Colorado law requires the car insurance company to offer a minimum of $5,000 in med pay coverage, but many decline the coverage. The cost is minimal compared to the benefits it provides. No one who has been injured in a car accident, and then finds out that they declined the med pay coverage, is happy that they did.

Recommendation: Medical payments coverage ("med pay") of at least $5,000

Uninsured Motorist Coverage

It is estimated that one in four drivers (about 25%) do not have car insurance in Colorado. Even more drivers carry only the "minimum" liability coverage of $25,000 just to stay legal, as discussed above. By their very numbers, these drivers cause a high percentage of car accidents. In other words, it is very likely that if you are injured in a car accident by another driver, that driver is either uninsured or underinsured.

The car insurance company must sell you liability insurance. It is not required to include uninsured (which includes underinsured) motorist coverage in the insurance it sells you if you decline that coverage in writing. Why would anyone decline coverage that protects themselves and their passengers for an auto injury but buy liability coverage to make sure that someone they hurt is paid? Often, this coverage is declined because the customer doesn't understand what it is for and why it is so necessary in Colorado.

If you are hurt in a car accident that was the other driver's fault, and that striking driver was uninsured, without uninsured motorist coverage you will receive nothing for your injuries—no matter how catastrophic those injuries may be. Nothing. Uninsured motorist coverage insures you and your passengers from uninsured drivers.

If you are hurt in a car accident that was the other driver's fault, and that driver had only the "minimum" $25,000 in liability coverage, without uninsured motorist coverage the most compensation you can get for your injuries is $25,000-- no matter how catastrophic those injuries may be. Uninsured motorist coverage also insures you and your passengers from drivers who carry insufficient insurance to pay for the damages that they cause.

Don't decline the insurance.

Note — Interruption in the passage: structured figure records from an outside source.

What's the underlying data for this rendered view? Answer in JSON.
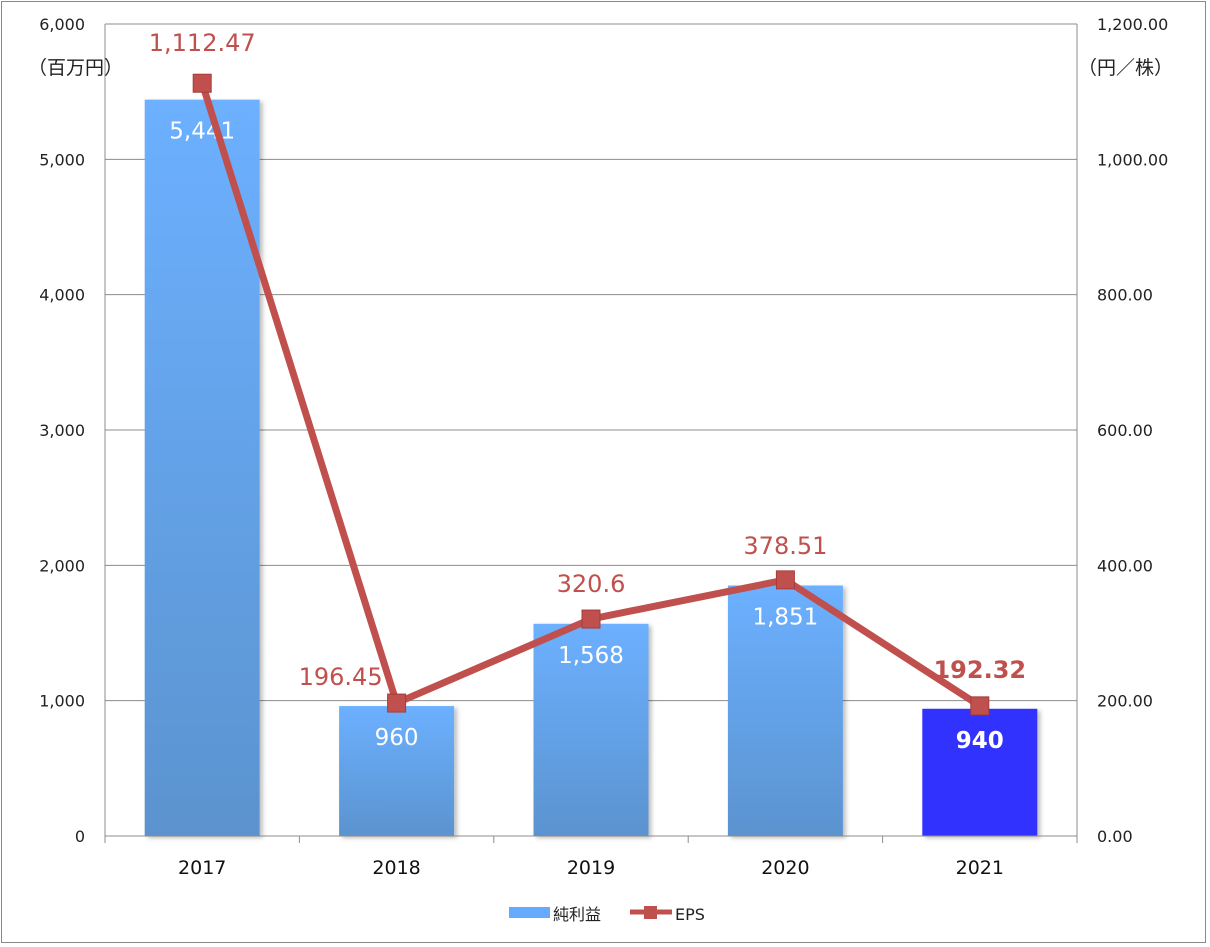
{
  "chart_data": {
    "type": "bar",
    "categories": [
      "2017",
      "2018",
      "2019",
      "2020",
      "2021"
    ],
    "series": [
      {
        "name": "純利益",
        "kind": "bar",
        "axis": "left",
        "values": [
          5441,
          960,
          1568,
          1851,
          940
        ],
        "labels": [
          "5,441",
          "960",
          "1,568",
          "1,851",
          "940"
        ],
        "color": "#66aaff",
        "highlight_color": "#3333ff",
        "highlight_index": 4
      },
      {
        "name": "EPS",
        "kind": "line",
        "axis": "right",
        "values": [
          1112.47,
          196.45,
          320.6,
          378.51,
          192.32
        ],
        "labels": [
          "1,112.47",
          "196.45",
          "320.6",
          "378.51",
          "192.32"
        ],
        "color": "#c0504d"
      }
    ],
    "left_axis": {
      "unit": "（百万円）",
      "min": 0,
      "max": 6000,
      "ticks": [
        "0",
        "1,000",
        "2,000",
        "3,000",
        "4,000",
        "5,000",
        "6,000"
      ]
    },
    "right_axis": {
      "unit": "（円／株）",
      "min": 0,
      "max": 1200,
      "ticks": [
        "0.00",
        "200.00",
        "400.00",
        "600.00",
        "800.00",
        "1,000.00",
        "1,200.00"
      ]
    },
    "grid": true,
    "legend_position": "bottom"
  }
}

Don't agree to uninsured motorist coverage that is less than your liability limits.

Recommendation: Accept uninsured motorist coverage on your car insurance policy in the same amount as your liability coverage. (If your liability coverage is $100,000, the uninsured motorist coverage should be $100,000 also.)

Umbrella Coverage

This kind of car insurance is the best-kept secret in the insurance business. If you have assets (or high wages) that need protection from a person that you injured in a car accident, you can buy "umbrella coverage" that operates as excess liability coverage to pay claims that are more than your underlying car insurance coverage. Because these high dollar claims are so rare, the risk is very low that the insurance company would ever have to pay under this coverage—and that means that this coverage is very, very inexpensive. Perhaps you just paid off your home (or are very close to doing so). This is an asset that is probably worth more than a quarter of a million dollars. It should be protected with inexpensive umbrella coverage—and you will sleep better at night. Umbrella coverage is typically $1 million, but can be less or more.

Each insurance company has a different formula for how much underlying liability coverage you need to have in order to purchase its umbrella policy. Purchasing the minimum underlying liability coverage to qualify to purchase an umbrella policy with the same company can be a cost-effective way to maximize your liability coverage at a minimum cost. (But be aware that you cannot purchase uninsured motorist coverage in an amount that exceeds your liability coverage, so you will need to weigh that as a factor to determine the amount of your underlying coverage that will qualify you for umbrella coverage.)

Recommendation: Purchase car insurance with at least $100,000 of basic liability coverage to qualify you to buy the minimum umbrella coverage offered by the insurance company (as well as purchasing uninsured motorist coverage in the same amount as the liability coverage).